[45th Ward Office]
JEFFERSON PARK — A 96-unit apartment building, a 265-space parking garage and eight shops would be built on what is now vacant land in the heart of the Jefferson Park Business District, according to plans unveiled Monday by Ald. John Arena (45th).
The Mega Realty project needs special permission from city officials, including Arena, to soar 12 stories on a triangular piece of property at 4849 N. Lipps Ave. where decades ago Cowhey Materials & Fuel Co. once mixed cement but is now adjacent to the Jefferson Park Transit Center.
The development would be separated from the closest homes by an expressway and train tracks. [DNAinfo/Heather Cherone]
Once built, the building would be visible from the Kennedy Expressway alongside the spire of the nearby Copernicus Center and the 10-story Veterans Square office building. It is the largest project proposed in Jefferson Park in nearly 15 years, when community opposition scuttled Mega Realty's plans for a seven-story, 132-unit condominium complex on Lawrence Avenue that was never built.
The proposed development would be two stories taller than the 10-story Veterans Square office tower. [DNAinfo/Heather Cherone]

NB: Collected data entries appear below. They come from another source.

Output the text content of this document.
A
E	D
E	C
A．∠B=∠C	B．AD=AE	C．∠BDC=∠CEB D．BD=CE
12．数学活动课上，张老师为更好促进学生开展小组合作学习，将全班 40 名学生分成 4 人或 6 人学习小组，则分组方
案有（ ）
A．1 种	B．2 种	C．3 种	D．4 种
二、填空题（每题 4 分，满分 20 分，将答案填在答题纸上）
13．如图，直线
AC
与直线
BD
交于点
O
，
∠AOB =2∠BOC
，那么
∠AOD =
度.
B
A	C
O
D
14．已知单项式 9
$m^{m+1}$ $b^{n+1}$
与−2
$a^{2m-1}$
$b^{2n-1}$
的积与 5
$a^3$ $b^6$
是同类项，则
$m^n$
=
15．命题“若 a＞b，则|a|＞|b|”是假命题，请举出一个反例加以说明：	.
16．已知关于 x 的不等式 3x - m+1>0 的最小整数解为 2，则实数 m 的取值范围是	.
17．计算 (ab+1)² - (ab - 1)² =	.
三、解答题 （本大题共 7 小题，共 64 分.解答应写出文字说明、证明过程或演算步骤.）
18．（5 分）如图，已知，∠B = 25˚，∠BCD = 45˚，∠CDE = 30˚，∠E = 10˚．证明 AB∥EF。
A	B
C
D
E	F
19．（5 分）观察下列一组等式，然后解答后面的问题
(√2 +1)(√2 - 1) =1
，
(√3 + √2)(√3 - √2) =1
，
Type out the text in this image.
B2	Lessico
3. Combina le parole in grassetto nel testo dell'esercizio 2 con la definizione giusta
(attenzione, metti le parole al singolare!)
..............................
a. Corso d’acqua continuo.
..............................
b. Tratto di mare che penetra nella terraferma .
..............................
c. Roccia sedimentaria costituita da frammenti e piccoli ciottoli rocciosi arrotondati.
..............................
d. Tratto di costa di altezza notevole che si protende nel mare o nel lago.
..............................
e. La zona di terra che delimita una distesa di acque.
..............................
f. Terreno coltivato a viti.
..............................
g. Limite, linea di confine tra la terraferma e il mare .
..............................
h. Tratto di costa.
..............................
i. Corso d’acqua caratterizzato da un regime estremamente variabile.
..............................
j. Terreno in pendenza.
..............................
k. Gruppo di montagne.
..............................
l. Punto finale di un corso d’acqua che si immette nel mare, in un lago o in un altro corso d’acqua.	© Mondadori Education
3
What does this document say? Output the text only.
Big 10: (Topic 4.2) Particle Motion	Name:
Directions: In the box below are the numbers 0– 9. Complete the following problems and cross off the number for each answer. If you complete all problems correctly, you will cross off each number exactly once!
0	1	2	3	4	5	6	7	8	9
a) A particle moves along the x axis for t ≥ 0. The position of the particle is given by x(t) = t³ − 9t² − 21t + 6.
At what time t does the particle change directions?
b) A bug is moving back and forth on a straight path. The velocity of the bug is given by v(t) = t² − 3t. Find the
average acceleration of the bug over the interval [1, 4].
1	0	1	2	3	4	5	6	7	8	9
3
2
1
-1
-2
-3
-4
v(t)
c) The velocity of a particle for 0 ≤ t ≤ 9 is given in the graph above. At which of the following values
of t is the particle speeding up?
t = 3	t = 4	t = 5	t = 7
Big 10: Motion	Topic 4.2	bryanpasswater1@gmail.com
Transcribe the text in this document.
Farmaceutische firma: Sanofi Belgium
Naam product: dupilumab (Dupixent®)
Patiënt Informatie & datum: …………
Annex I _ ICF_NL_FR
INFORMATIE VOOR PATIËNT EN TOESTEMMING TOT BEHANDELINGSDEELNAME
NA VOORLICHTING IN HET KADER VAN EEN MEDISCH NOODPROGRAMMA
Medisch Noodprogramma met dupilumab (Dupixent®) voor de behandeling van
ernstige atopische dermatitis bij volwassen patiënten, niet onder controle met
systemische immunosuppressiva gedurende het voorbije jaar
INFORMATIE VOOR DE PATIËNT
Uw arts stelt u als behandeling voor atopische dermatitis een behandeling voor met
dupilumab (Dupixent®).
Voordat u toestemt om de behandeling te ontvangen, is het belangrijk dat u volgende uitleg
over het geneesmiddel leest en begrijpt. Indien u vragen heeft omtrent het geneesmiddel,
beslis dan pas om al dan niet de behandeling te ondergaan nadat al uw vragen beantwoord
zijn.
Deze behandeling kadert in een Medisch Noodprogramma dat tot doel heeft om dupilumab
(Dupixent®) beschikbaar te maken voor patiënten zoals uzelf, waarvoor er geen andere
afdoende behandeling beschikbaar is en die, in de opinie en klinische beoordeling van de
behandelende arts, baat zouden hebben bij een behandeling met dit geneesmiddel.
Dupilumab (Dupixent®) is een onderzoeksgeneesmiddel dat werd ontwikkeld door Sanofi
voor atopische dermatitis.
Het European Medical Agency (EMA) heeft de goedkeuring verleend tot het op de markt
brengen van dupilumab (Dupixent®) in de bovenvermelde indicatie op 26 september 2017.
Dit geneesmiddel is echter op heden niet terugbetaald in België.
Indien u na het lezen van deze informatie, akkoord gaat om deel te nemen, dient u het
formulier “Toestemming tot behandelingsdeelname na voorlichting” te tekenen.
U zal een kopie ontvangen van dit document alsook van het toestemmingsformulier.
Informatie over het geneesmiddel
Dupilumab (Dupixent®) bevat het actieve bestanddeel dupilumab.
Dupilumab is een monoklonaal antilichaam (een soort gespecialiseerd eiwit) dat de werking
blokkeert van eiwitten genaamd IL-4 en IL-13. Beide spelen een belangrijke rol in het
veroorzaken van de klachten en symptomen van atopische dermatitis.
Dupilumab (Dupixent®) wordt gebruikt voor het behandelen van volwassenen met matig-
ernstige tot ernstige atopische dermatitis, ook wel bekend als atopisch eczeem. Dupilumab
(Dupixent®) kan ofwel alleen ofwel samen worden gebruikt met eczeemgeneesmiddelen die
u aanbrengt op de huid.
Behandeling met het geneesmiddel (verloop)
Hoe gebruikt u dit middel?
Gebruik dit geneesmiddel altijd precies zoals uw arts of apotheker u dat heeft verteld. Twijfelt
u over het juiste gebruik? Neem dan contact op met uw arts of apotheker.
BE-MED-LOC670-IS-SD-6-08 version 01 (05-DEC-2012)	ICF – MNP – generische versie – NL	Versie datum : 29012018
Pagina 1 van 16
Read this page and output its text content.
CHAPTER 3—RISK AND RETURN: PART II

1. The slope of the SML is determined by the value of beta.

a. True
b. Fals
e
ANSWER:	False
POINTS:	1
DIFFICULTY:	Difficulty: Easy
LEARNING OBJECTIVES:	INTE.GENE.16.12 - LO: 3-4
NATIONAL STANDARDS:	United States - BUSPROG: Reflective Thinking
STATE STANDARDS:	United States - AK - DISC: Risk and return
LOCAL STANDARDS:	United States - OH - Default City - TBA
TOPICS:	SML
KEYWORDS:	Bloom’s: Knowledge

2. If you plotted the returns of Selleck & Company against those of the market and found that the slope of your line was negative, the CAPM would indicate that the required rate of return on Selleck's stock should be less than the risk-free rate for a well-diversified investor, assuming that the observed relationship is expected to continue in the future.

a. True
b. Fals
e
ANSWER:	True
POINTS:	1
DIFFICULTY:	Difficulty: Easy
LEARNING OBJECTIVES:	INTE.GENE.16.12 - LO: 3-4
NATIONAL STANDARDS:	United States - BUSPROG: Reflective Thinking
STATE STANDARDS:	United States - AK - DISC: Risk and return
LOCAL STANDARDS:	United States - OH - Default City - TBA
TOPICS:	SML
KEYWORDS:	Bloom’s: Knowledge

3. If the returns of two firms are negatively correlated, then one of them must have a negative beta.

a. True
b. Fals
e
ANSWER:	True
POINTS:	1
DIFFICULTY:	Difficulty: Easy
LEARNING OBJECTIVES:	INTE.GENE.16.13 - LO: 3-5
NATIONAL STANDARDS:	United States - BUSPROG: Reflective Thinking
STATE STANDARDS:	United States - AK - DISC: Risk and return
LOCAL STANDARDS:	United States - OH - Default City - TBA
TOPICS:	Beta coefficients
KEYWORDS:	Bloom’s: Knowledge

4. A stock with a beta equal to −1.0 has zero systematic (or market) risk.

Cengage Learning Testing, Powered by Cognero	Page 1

A community meeting to discuss the project will take place at 7 p.m. Sept. 30 at the Copernicus Center, 5216 W. Lawrence Ave.
Ten of the apartments would be set aside for low-income residents to comply with a city ordinance designed to increase the number of affordable housing units included in projects that need special permission or a subsidy from city officials.
The five-floor parking garage with 53 spaces per floor will provide spaces during the day for tenants and shoppers at Veterans Square, where approximately 40 percent of the office space is vacant, said Owen Brugh, Arena's chief of staff.
Heather Cherone says this proposal would soar over nearby buildings:
Mega Realty, led by Demetrios "Jimmy" Kozonis, has told the alderman's office that the lack of designated spots near Lipps and Higgins avenues has made it difficult to lease offices to tenants, Brugh said. The gravel-covered lot set to be developed is now used as overflow parking for the office building even though it is zoned for manufacturing uses.
"This is the right place for development of this scale," Brugh said, noting that the homes nearest the project are across the Union Pacific Railroad and Metra tracks and the Kennedy Expressway.
Arena, who vowed to make the revitalization of the Jefferson Park Business District his highest priority after winning re-election in April, has said the key to revitalizing neighborhood shopping districts — like the one in Jefferson Park centered at Lawrence and Milwaukee avenues — is to increase the amount of people living there to attract the shops and restaurants that will benefit the entire community.
This project is designed to make the area more vibrant by creating the demand for shops, restaurants and bars, Brugh said.
Kozonis did not return a phone message Monday.
At night, the parking garage would be used by the Copernicus Center, which often hosts concerts and other events that draw large crowds.
For the last several years, the center has been using empty lots on the south side of Lawrence Avenue as overflow parking lots in what Arena has called a "quasi-legal" arrangement.
But that arrangement won't be possible if a four-story, 39-unit apartment complex and retail development is built at 5161 W. Lawrence Ave. and 5201 W. Lawrence Ave. as part of an effort endorsed by Arena to revitalize the gateway to Jefferson Park.
Under the agreement, both the proposed parking garage and the existing parking garage at Veterans Square would be "professionally operated," Arena said.
The Veterans Square parking garage. [DNAinfo/Heather Cherone]
None of the 265 spaces in the five-story garage would be set aside for residents. Under city law, a residential development so close to a transit hub is not required to provide spots for residents.
In addition, dumpsters now on the public way behind Veterans Square — which are a frequent source of complaints — would be moved inside an enclosure and screened from view, officials said.
The proposal is unlikely to win the approval of the Jefferson Park Neighborhood Association, since that group has a policy of opposing projects that apply to change the city's rules in order to allow more dense or taller developments.
A project to build a 48-unit apartment complex made up of two five-story apartment buildings on the other side of the transit center on a storage yard once owned by Cowhey Materials & Fuel Co. is in limbo in the face of fierce opposition from nearby residents.